بناء السلام في عقول الرجال والنساء

Rice-land civilizations

In Asia, where Oryza sativa, the most widely cultivated of the world's rice species, is generally believed to have originated, many languages use the same expression, "eating rice", to convey the idea of "a meal" or "eating" in general.

Rice is the staple food of more than a third of mankind. It constitutes half the diet of one thousand six hundred million people and another four hundred million rely on it for between a quarter and a half of their diet. Nine tenths of all rice grown comes from Asia, and the civilizations of this part of the world have developed profound links with rice. Despite the fact that, as the French geographer Pierre Gourou points out in his recently published book Riz et Civilisation (Rice and Civilization), rice was not a factor in the emergence of these civilizations (the Chinese and Indian civilizations existed long before rice acquired its later dominant position) it is certainly true that rice has influenced, indeed fashioned, the rites and social structures of these civilizations by the demands it imposes upon them, including the need for availability of a large labour force and mastery of the growing environment.

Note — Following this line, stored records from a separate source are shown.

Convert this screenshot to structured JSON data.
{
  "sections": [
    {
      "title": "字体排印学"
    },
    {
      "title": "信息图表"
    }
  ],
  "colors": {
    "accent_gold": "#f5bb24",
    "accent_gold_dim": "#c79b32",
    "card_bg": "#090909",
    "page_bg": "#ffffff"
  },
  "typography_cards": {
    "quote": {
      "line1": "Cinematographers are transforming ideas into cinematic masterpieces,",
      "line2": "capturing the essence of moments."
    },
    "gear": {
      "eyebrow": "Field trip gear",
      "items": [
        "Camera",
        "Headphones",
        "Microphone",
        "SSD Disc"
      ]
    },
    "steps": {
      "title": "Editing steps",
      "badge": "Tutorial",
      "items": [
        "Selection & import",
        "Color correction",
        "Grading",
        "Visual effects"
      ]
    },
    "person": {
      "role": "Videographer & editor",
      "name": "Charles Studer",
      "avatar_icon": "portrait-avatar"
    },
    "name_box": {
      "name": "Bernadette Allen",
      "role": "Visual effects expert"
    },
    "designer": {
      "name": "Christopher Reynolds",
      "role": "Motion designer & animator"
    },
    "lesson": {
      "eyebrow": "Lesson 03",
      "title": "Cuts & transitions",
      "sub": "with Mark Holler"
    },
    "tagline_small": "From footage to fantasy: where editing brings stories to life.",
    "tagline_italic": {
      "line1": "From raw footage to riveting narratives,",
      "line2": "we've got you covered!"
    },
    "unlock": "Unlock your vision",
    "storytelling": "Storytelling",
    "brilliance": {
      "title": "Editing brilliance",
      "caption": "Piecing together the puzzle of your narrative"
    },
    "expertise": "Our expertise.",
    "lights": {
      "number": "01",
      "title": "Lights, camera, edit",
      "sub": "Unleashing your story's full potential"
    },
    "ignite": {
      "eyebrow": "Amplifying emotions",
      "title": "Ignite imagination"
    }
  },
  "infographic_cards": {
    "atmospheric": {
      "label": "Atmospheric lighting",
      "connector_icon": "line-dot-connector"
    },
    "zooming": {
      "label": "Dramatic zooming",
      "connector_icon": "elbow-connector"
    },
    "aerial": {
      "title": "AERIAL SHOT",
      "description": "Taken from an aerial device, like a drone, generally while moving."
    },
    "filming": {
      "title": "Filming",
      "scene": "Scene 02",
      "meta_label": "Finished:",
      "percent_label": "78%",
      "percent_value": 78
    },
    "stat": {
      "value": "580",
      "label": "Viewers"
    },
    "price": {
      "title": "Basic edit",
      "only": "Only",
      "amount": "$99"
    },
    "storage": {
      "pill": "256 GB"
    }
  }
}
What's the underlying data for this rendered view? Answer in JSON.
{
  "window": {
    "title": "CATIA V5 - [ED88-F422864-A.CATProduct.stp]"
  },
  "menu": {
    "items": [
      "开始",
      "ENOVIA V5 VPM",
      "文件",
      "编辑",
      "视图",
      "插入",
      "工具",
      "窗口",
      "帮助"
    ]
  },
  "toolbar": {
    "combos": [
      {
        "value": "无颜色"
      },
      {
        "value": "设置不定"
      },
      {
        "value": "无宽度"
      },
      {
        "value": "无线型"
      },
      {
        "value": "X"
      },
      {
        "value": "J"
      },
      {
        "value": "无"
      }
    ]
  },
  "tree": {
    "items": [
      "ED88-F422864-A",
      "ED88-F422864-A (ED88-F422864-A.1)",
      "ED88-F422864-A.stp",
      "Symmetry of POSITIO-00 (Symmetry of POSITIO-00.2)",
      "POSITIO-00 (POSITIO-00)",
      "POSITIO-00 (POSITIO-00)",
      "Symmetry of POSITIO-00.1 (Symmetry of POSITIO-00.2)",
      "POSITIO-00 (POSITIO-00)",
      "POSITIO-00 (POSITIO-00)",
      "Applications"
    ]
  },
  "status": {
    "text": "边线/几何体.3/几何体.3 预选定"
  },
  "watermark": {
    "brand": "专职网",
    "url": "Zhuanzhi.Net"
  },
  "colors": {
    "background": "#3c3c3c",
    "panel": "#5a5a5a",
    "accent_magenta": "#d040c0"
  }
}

As was stressed during the International Symposium on Civilizations Related to Rice Cultivation in Asian Countries (organized by The Centre for East Asian Cultural Studies in collaboration with Unesco, which was held in Kyoto, Japan, from 6 to 10 June 1983), by its physical and spiritual presence rice came to pervade the vocabulary, the daily life, the literature, the arts and even the beliefs of the peoples of Asia.

Owing to the constraints of time and space it was clearly impossible in a single issue of the Unesco Courier to assess the influence of rice on all the countries of Asia. We have therefore selected a few particularly striking examples of the impact of rice on the lives and minds of the peoples of the region. These include the deep-rooted notion of the "rice soul", the Tamil festival of Pongal, the kalapana system of ancient Thailand and the Azolla cult in Viet Nam.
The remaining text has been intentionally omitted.